"""
Intelligent Cache System for CFM Tips MCP Server
Provides intelligent caching for frequently accessed data including pricing, bucket metadata,
and analysis results with automatic expiration and memory management.
"""
import logging
import time
import threading
import hashlib
import json
import pickle
from typing import Dict, List, Any, Optional, Callable, Union, Tuple
from datetime import datetime, timedelta
from dataclasses import dataclass, field
from collections import OrderedDict
import weakref
logger = logging.getLogger(__name__)
@dataclass
class CacheEntry:
"""Individual cache entry with metadata."""
key: str
value: Any
created_at: datetime
last_accessed: datetime
access_count: int = 0
ttl_seconds: Optional[int] = None
size_bytes: int = 0
tags: Dict[str, str] = field(default_factory=dict)
def is_expired(self) -> bool:
"""Check if the cache entry has expired."""
if self.ttl_seconds is None:
return False
age_seconds = (datetime.now() - self.created_at).total_seconds()
return age_seconds > self.ttl_seconds
def update_access(self):
"""Update access statistics."""
self.last_accessed = datetime.now()
self.access_count += 1
def calculate_size(self):
"""Calculate approximate size of the cached value."""
try:
if isinstance(self.value, (str, bytes)):
self.size_bytes = len(self.value)
elif isinstance(self.value, (dict, list)):
# Approximate size using JSON serialization
self.size_bytes = len(json.dumps(self.value, default=str))
else:
# Use pickle for other types
self.size_bytes = len(pickle.dumps(self.value))
except Exception:
# Fallback to a rough estimate
self.size_bytes = 1024 # 1KB default
class IntelligentCache:
"""
Intelligent caching system with advanced features:
- LRU eviction with access frequency consideration
- TTL-based expiration
- Memory usage monitoring and limits
- Cache warming and preloading
- Performance metrics integration
- Tag-based cache invalidation
- Automatic cleanup and optimization
"""
def __init__(self,
max_size_mb: int = 100,
max_entries: int = 10000,
default_ttl_seconds: int = 3600,
cleanup_interval_minutes: int = 15):
"""
Initialize IntelligentCache.
Args:
max_size_mb: Maximum cache size in megabytes
max_entries: Maximum number of cache entries
default_ttl_seconds: Default TTL for cache entries
cleanup_interval_minutes: Interval for automatic cleanup
"""
self.max_size_bytes = max_size_mb * 1024 * 1024
self.max_entries = max_entries
self.default_ttl_seconds = default_ttl_seconds
self.cleanup_interval_minutes = cleanup_interval_minutes
# Cache storage (OrderedDict for LRU behavior)
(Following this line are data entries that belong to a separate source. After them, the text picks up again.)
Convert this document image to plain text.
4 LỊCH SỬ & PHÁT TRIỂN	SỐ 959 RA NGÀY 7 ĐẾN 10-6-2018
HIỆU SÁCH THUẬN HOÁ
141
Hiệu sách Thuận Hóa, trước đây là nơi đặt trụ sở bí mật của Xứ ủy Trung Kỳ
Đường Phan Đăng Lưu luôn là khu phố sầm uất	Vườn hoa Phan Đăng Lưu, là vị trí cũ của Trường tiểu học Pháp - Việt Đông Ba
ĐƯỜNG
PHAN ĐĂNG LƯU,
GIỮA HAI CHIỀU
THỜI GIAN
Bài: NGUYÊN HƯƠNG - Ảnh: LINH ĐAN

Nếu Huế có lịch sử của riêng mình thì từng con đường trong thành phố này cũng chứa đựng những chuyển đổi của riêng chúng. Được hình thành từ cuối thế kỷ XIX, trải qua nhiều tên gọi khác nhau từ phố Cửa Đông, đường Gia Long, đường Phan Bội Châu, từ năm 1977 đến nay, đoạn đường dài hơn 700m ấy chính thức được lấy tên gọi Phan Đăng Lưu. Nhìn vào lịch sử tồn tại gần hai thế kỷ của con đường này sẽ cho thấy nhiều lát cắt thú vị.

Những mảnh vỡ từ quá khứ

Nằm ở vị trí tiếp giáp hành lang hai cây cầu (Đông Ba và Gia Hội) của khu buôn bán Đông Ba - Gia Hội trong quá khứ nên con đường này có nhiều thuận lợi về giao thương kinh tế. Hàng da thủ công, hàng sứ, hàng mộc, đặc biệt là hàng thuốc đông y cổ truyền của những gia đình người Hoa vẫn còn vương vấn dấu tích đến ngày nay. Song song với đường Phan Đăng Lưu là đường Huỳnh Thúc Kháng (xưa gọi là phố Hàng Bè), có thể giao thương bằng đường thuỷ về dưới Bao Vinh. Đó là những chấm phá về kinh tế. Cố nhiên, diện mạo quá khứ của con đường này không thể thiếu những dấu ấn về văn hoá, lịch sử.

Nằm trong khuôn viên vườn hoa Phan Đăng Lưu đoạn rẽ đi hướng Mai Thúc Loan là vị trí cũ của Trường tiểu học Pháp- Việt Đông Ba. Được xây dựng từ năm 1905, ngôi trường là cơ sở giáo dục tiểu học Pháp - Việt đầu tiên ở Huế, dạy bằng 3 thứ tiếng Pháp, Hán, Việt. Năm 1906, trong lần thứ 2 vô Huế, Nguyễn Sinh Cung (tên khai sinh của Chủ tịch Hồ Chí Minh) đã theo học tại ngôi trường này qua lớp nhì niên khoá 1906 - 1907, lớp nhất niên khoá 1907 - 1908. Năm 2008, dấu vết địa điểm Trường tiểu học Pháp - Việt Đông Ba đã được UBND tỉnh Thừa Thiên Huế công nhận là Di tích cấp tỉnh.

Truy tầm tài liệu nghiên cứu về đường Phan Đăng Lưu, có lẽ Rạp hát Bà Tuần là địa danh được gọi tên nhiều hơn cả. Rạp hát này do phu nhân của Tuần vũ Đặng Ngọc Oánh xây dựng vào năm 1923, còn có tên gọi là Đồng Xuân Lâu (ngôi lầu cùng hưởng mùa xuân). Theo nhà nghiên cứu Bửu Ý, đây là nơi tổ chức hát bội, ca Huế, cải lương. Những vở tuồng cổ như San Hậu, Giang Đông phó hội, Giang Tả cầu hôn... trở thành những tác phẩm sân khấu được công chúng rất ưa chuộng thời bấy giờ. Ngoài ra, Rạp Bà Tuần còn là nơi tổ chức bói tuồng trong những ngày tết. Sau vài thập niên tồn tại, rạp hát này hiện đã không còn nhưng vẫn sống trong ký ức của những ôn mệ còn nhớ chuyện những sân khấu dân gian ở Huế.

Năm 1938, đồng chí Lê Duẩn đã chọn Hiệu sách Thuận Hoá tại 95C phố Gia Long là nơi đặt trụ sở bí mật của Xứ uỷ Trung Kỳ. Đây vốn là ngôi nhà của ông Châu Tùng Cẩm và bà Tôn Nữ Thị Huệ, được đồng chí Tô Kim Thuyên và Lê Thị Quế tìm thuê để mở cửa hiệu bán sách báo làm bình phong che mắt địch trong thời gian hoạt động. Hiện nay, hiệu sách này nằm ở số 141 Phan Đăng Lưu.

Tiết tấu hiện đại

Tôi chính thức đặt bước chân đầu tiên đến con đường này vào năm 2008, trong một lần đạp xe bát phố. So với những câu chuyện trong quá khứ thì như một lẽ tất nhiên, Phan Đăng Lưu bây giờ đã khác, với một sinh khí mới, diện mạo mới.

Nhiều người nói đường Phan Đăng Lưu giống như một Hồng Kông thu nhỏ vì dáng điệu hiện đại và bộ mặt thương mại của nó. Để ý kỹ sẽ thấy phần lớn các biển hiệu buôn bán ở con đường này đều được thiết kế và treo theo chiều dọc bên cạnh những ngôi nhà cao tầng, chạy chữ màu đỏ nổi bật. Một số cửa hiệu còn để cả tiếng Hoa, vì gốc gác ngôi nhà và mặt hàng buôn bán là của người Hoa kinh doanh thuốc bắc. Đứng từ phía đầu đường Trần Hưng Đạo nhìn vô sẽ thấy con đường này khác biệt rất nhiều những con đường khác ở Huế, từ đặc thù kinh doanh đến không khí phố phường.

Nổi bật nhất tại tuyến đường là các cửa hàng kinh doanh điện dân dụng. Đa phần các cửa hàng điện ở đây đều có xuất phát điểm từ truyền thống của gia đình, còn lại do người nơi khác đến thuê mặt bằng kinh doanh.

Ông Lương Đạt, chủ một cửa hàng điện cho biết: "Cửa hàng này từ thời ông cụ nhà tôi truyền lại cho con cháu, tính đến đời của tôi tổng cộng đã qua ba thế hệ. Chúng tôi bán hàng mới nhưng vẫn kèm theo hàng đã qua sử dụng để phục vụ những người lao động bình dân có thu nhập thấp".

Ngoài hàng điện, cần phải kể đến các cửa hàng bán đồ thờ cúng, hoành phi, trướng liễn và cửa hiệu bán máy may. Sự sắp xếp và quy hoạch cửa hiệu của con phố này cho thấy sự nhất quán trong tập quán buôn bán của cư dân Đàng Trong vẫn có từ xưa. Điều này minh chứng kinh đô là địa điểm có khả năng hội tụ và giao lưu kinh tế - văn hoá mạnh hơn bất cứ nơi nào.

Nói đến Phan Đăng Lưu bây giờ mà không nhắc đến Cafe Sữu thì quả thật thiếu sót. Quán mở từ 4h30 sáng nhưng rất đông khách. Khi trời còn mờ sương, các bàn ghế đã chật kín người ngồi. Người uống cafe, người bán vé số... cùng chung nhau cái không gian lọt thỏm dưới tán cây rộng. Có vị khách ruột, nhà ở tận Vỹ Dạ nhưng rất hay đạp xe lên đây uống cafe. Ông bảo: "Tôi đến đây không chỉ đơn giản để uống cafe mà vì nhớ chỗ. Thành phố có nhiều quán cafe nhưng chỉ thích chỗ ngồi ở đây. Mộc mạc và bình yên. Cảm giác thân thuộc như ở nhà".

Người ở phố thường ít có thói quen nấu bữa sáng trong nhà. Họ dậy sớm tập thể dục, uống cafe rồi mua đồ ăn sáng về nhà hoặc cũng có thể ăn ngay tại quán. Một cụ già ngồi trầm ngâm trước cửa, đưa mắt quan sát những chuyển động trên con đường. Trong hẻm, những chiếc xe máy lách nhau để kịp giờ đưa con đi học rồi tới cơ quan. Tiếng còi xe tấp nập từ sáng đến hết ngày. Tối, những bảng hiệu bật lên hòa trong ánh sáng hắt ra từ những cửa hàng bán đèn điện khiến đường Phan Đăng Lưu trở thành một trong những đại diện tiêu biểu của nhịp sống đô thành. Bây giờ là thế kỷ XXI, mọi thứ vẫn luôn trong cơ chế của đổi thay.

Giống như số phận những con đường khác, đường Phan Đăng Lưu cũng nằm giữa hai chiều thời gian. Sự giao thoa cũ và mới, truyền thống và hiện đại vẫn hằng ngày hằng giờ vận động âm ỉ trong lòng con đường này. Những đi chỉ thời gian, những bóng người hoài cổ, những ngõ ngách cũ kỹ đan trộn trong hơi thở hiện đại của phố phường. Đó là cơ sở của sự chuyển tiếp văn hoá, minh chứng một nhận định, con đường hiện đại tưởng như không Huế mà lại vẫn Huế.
self.cache: OrderedDict[str, CacheEntry] = OrderedDict()
# Cache statistics
self.stats = {
"hits": 0,
"misses": 0,
"evictions": 0,
"expirations": 0,
"total_size_bytes": 0,
"cleanup_runs": 0
}
# Thread safety
self._lock = threading.RLock()
# Background cleanup
self._cleanup_active = True
self._cleanup_thread = None
# Cache warming functions
self._warming_functions: Dict[str, Callable] = {}
# Performance monitor integration
self._performance_monitor = None
# Start background cleanup
self._start_cleanup_thread()
logger.info(f"IntelligentCache initialized (max_size: {max_size_mb}MB, max_entries: {max_entries})")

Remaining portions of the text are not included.